De l’autre cĂŽtĂ©, il y a la foule. La foule qui applaudit les tribuns Ă  l’évocation d’une nĂ©cessaire lutte pour la libertĂ©. Et quand on la pĂ©nĂštre, qu’on y discute avec quelques personnes, qu’on y lit les pancartes brandies et ce qu’elles expriment, l’impression de loufoquerie s’estompe. Si un manifestant a tentĂ© de convaincre l’auteur de ces lignes que l’on est capable de guĂ©rir toutes les maladies avec de l’eau de mer, la plupart tiennent un discours raisonnable. Contestable, mais raisonnable.

DĂ©fense des libertĂ©s individuelles, dĂ©fiance envers des autoritĂ©s publiques qui se sont illustrĂ©es depuis toujours par la bonne gestion de leurs propres intĂ©rĂȘts seuls, et depuis le dĂ©but de l’épidĂ©mie par une succession de politiques dirigistes et autoritaires, doublĂ©es de quelques bon gros mensonges d’Etat, rĂ©vĂ©lĂ©s ET documentĂ©s par la presse indĂ©pendante. InquiĂ©tude, aussi, face Ă  une sociĂ©tĂ© de contrĂŽle qui se met en place. Au final, quasi aucune pancarte ne porte de messages hostiles aux vaccins. Si les gens sur place le sont, ils ont tout Ă  fait l’air d’en faire une affaire privĂ©e. L’affaire publique Ă©tant ici le respect du choix de chacun. Des slogans traditionnels de manifs sont repris, et prennent dans la foule. « Travaille, consomme, et ferme ta gueule Â» connais un certain succĂšs, signe que le malaise dĂ©passe largement la crise sanitaire. Le « Macron dĂ©mission Â» des gilets jaunes est tombĂ© dans le registre commun visiblement, et devient parfois « Macron en prison Â», sans que le nombre de voix participant au chƓur ne baisse significativement.

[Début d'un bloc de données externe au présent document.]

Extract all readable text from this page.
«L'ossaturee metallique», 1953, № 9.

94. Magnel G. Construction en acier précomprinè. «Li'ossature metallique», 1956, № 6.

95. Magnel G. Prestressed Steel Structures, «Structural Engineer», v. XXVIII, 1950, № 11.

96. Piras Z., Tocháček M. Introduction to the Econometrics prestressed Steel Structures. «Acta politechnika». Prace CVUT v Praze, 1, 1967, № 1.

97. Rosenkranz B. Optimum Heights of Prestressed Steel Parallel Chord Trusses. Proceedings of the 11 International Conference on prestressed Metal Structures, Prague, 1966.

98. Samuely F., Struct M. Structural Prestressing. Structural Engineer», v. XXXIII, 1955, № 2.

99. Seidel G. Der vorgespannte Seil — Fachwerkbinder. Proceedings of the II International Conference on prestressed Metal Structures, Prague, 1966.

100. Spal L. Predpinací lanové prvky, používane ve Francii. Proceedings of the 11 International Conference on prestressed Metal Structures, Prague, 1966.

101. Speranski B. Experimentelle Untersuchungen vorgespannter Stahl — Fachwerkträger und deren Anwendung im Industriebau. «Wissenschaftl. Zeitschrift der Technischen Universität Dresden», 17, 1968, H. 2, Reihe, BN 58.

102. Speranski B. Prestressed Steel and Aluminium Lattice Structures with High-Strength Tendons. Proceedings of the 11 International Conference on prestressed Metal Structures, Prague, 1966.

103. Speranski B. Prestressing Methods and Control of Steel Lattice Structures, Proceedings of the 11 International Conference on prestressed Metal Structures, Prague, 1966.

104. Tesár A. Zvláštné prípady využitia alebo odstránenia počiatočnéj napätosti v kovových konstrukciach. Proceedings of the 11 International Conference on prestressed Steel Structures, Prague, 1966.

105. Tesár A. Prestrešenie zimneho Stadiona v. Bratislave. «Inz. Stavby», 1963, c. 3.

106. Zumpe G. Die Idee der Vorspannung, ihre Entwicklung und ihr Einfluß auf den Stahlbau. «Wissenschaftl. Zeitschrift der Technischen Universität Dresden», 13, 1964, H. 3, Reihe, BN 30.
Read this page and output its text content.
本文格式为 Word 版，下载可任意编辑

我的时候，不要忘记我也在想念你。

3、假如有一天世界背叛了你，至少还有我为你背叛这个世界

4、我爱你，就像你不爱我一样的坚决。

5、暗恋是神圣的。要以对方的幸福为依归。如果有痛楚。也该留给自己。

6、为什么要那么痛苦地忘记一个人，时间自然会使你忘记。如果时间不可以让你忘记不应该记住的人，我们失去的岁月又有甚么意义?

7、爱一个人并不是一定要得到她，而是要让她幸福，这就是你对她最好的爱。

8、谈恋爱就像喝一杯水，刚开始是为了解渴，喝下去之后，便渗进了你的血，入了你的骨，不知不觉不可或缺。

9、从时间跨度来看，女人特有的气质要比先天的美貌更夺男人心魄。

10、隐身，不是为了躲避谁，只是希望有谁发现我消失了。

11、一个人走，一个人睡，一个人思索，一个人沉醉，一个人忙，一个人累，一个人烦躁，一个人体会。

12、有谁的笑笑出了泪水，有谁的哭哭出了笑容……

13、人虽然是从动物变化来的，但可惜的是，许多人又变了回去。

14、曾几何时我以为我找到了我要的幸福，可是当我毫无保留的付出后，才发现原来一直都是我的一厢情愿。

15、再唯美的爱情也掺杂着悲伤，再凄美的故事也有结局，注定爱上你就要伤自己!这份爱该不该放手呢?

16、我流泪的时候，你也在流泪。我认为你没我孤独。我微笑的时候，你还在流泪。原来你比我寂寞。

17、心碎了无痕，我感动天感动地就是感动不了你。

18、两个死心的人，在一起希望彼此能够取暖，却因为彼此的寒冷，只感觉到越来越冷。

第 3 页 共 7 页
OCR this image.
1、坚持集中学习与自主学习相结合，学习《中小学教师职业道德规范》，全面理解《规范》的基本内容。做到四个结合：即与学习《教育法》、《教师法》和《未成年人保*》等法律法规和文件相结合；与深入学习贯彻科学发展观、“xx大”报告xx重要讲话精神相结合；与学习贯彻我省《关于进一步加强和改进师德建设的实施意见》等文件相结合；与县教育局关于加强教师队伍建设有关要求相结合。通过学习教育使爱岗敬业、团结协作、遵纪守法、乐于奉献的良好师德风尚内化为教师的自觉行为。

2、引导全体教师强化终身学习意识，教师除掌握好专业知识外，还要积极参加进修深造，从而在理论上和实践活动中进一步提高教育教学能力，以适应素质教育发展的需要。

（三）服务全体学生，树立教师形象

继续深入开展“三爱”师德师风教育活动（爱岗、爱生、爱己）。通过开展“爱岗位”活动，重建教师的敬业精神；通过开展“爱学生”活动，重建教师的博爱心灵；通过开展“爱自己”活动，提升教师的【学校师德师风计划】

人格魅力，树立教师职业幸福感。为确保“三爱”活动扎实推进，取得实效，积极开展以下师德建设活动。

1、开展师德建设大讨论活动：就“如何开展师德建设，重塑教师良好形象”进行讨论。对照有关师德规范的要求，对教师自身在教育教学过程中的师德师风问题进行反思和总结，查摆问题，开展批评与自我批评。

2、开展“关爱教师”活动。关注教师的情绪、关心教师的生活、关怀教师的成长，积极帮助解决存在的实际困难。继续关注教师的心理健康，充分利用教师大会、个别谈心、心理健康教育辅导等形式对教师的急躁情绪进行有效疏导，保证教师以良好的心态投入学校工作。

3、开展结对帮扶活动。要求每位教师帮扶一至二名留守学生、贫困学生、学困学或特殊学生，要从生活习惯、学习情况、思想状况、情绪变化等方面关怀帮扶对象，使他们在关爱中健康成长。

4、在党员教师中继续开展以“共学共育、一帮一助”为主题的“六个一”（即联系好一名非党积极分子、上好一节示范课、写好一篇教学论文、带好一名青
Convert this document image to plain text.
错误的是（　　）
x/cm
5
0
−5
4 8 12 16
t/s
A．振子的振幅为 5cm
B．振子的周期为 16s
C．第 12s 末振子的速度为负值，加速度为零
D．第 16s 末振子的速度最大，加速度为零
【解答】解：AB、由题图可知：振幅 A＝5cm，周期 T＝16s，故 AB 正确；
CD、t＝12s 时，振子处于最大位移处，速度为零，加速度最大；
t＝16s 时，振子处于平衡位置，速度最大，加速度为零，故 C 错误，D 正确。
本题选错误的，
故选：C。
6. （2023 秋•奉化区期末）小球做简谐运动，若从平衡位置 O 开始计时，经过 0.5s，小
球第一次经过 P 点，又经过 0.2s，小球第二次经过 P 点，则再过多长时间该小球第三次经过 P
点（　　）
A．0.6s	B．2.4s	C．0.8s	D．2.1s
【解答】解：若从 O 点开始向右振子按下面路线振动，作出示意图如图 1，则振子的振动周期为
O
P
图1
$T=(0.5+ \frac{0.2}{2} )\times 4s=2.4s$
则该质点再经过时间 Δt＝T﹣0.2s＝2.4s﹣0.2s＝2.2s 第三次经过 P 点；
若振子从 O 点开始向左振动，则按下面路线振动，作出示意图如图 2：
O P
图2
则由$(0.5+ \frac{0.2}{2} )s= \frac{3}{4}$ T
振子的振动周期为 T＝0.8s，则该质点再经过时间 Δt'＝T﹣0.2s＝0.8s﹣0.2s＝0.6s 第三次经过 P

Quelques rĂ©fĂ©rences aux rĂ©formes des retraites et de l’assurance chĂŽmage peuvent ĂȘtre aperçus, mais restent marginales. C’est certainement lĂ  la plus grande limite qu’on trouvera Ă  la comparaison parfois faite avec le mouvement social des gilets jaunes tel qu’il a pu dĂ©marrer Ă  l’automne 2018 : l’absence de terreau social, apte Ă  faire une quasi-unanimitĂ© parmi les couches populaires de la population.

L’ Ă©toile de David, qui Ă©tablit un parallĂšle entre juifs pendant l’occupation nazie et opposants au vaccin et qui sert de symbole Ă  certains antivaxs, est quasi-absente dans la foule.

On attendra donc la prochaine mobilisation, prĂ©vue dĂšs le 24 juillet, pour savoir si cette mobilisation contre le pass sanitaire va s’ancrer durablement dans le paysage.